A third important responsibility for catechesis is its integrative, reflective task. For example, within the liturgical dimension there is a possible estrangement between the church’s worship and its action in the world. One essential task of catechesis is to help the church prepare for meaningful worship by reflecting on its life in the world. Another is to help it prepare for faithful action in the world by reflecting on worship. In this way, catechesis can bring about the integration of the two foci of the liturgical dimension.
Certainly, each dimension of practical theology is expressed in each of the others. For example, within the cultic-life foci of the liturgical dimension, the first half of the ritual (the service of the Word) is intended to be catechetical. Each dimension also contributes to each of the others. For example, the character is fundamentally shaped through participation in the community’s rituals.

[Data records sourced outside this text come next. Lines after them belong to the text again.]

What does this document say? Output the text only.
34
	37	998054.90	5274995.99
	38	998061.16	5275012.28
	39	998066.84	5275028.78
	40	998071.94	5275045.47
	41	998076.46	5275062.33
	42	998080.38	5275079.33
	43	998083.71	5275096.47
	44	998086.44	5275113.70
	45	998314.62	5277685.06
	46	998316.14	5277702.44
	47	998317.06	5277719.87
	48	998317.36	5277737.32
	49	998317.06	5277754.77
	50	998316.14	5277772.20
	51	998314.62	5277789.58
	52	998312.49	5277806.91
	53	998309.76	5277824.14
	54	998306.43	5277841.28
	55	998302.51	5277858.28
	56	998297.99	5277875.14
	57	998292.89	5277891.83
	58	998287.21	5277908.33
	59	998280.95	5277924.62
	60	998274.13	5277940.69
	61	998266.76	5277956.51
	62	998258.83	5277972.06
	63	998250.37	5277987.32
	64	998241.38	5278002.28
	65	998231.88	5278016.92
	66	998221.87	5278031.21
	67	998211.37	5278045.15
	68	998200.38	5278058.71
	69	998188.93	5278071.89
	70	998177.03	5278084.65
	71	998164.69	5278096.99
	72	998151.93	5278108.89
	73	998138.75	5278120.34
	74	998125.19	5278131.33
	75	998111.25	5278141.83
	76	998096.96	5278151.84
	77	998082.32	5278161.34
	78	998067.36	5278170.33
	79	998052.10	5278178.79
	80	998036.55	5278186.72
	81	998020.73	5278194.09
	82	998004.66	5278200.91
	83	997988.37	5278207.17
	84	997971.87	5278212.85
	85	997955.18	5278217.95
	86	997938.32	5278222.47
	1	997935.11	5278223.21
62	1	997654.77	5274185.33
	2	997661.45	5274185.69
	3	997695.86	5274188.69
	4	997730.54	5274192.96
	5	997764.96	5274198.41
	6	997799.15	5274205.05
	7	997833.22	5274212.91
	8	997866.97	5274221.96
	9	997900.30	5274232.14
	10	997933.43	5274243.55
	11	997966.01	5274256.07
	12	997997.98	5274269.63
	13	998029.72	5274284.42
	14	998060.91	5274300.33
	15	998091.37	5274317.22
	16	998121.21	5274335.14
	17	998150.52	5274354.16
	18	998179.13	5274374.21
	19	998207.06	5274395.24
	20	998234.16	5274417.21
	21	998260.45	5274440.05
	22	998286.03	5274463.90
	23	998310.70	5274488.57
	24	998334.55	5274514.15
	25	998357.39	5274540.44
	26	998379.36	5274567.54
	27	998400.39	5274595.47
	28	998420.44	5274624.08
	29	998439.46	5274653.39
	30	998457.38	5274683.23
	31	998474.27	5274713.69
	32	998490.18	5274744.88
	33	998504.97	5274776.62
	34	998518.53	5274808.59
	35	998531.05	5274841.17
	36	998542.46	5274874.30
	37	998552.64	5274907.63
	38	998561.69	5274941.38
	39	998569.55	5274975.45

Equally important, the two foci of each dimension of practical theology -- one in the church and one in the world -- help to encourage a dialectical relationship between the Christian faith community and other perspectives and efforts to shape our common life.
My dream is that the old divisions in ministerial studies, with their clerical emphasis and their specialized disciplines such as Christian education, will dissolve, and that a field of practical theology made up of people with broad theological knowledge and a deep, holistic understanding of each dimension -- as well as a focused concern for one dimension -- will emerge. Then all practical theology courses would be team-taught and would aim at integration. In some cases, a course in Christian initiation would integrate every dimension. Other classes would integrate two dimensions, as I do now in courses on liturgical catechesis, moral catechesis and spiritual catechesis. Each would integrate theory and practice, foundational theology and secular disciplines, as well as experience in church and society with reflection in the divinity school.
Of course, this is just one person’s limited imagination and explication. Both conversation and exploration must go on, The most difficult hurdle, of course, is the academy itself. How it educates, hires and rewards its faculty members influences how they behave. How its faculty designs its curriculum and determines its courses influences what is taught, and by whom. Still, I hope that this article will stimulate the process of forming the field of practical theology.